AL: Yield is this really crude figure that doesn’t tell us that much at all. For instance with chemical agriculture, it doesn’t express the cost of agricultural chemicals in terms of the price the farmers had to pay, or the costs of synthetic fertilizer in terms of the deterioration of the soil, or the impact of the chemical runoff from the fields as far as local water quality and public health. And yield is only just a snapshot of the moment. It doesn’t help us understand what the yield might be next year, the year after, or the year after that. There’s been some really good studies in some of the areas in India, farmers that were suppose to be the sort of proving ground of the high yield of chemical farming and the so-called green revolution, and what you find is that, if you look over time, and when I went to the Punjab I saw this first hand, is yes you had a spike in yield in the beginning of the introduction of these agricultural chemicals and these water-intensive industrial agricultural practices, but over the years you saw yield fall not just back to the levels before chemicals were introduced, but actually fall far below these levels. At the same time, you saw a total devastation of the local economy as farmers became indebted to the banks because they had to buy these chemicals. The second thing about yield is that I think there is some pretty compelling evidence, which I write about in the book, that if you look at organic agriculture that is done in a very knowledge-intensive way — by organic agriculture I don’t mean just take away the chemicals, I mean developing, honing, advancing practices working with nature for soil fertility, pest resistance, weed management — what you see is that yields can actually be comparable. Not to mention all the other benefits of the added soil health and the added human health of not being exposed to toxic chemicals, and of course the added benefit of farmers not having to pay for inputs.

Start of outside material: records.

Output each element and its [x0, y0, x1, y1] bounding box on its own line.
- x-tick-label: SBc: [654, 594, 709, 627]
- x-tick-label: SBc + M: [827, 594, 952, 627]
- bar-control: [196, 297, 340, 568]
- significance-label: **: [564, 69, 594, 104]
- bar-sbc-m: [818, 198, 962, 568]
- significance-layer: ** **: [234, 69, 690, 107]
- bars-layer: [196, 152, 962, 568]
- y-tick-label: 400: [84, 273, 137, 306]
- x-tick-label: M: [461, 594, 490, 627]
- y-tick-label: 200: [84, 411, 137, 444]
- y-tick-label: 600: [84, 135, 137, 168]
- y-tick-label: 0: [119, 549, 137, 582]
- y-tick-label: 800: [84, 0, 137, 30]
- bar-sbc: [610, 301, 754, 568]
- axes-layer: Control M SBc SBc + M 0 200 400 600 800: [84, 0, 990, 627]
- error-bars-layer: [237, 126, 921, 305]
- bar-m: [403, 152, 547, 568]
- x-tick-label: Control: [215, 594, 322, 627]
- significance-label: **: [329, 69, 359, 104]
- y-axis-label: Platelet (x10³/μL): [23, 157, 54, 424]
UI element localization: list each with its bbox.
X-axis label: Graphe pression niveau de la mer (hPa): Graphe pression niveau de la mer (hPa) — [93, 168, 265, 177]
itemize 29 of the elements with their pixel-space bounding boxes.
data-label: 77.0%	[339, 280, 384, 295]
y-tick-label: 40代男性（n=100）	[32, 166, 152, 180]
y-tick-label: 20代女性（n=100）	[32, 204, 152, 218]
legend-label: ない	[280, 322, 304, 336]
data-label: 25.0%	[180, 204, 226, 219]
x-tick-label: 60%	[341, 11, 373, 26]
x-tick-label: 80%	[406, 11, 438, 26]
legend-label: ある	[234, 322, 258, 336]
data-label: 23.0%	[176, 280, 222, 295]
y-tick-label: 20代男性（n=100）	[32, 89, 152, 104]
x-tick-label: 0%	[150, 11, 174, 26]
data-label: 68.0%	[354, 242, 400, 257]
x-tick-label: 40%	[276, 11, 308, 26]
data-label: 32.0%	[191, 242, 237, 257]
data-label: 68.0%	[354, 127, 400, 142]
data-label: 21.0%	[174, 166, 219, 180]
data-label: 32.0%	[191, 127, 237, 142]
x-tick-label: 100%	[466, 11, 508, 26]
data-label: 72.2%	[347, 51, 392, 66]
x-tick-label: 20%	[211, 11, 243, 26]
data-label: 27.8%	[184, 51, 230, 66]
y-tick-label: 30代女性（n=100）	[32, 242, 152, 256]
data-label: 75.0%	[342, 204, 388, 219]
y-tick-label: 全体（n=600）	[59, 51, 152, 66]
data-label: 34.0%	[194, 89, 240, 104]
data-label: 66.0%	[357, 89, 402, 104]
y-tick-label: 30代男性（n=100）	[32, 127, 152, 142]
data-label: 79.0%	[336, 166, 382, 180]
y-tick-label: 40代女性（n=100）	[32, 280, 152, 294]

CE: Some say that we should embrace the risks of biotechnology because we don’t have a choice. Why do you disagree?
AL: I think this idea that we have to embrace risk is total scaremongering on the part of the biotech industry. I mentioned studies in the book that are showing that we have these agro-ecological, natural ways to create farms and soils that are healthier, able to withstand drought [and] flooding that we know [are] going to become more extreme. I think we can look back historically at all the promises the biotech industry has made about what their crops are going to do and see that each one of those promises has fallen flat, and at the same time there’s been a lot of unintended consequences because of the release of these crops into the environment. I tend to take a precautionary principle approach, [which] tells us that if there is a potential of risk, that we should move forward cautiously.
CE: I was curious what your definition of climate-friendly farming is.
AL: There is so much contrast in what farming looks like. And I think similarly, climate friendly farming can apply to a lot of different practices, a lot of different scales. I think primarily I try to emphasize is the importance of farming practices that reduce the amount of fossil fuels used, reduce if not eliminate the reliance on synthetic fertilizers, reduce if not eliminate the use of petroleum based agricultural chemicals, and that is thinking about farming as part of a natural cycle — how to create a healthy water cycle, a healthy carbon cycle, a healthy nitrogen cycle. How do we do that with a farm? I think there are many, many examples around the world of farms that are providing abundant sources of food and doing it in a way that is creating a more healthy ecosystem without depleting it, creating healthier soil as opposed to depleting the soil. I was just reading Vandana Shiva’s book Soil Not Oil, and she gave this example of when a twig on a tree breaks, the tree can grow back that limb, but when a part in a car breaks, you’ve got to bring that car to the mechanic. Climate-friendly farming is about creating a kind of farm that can heal itself, can provide its own fertility and its own sources of pest resistance and weed management.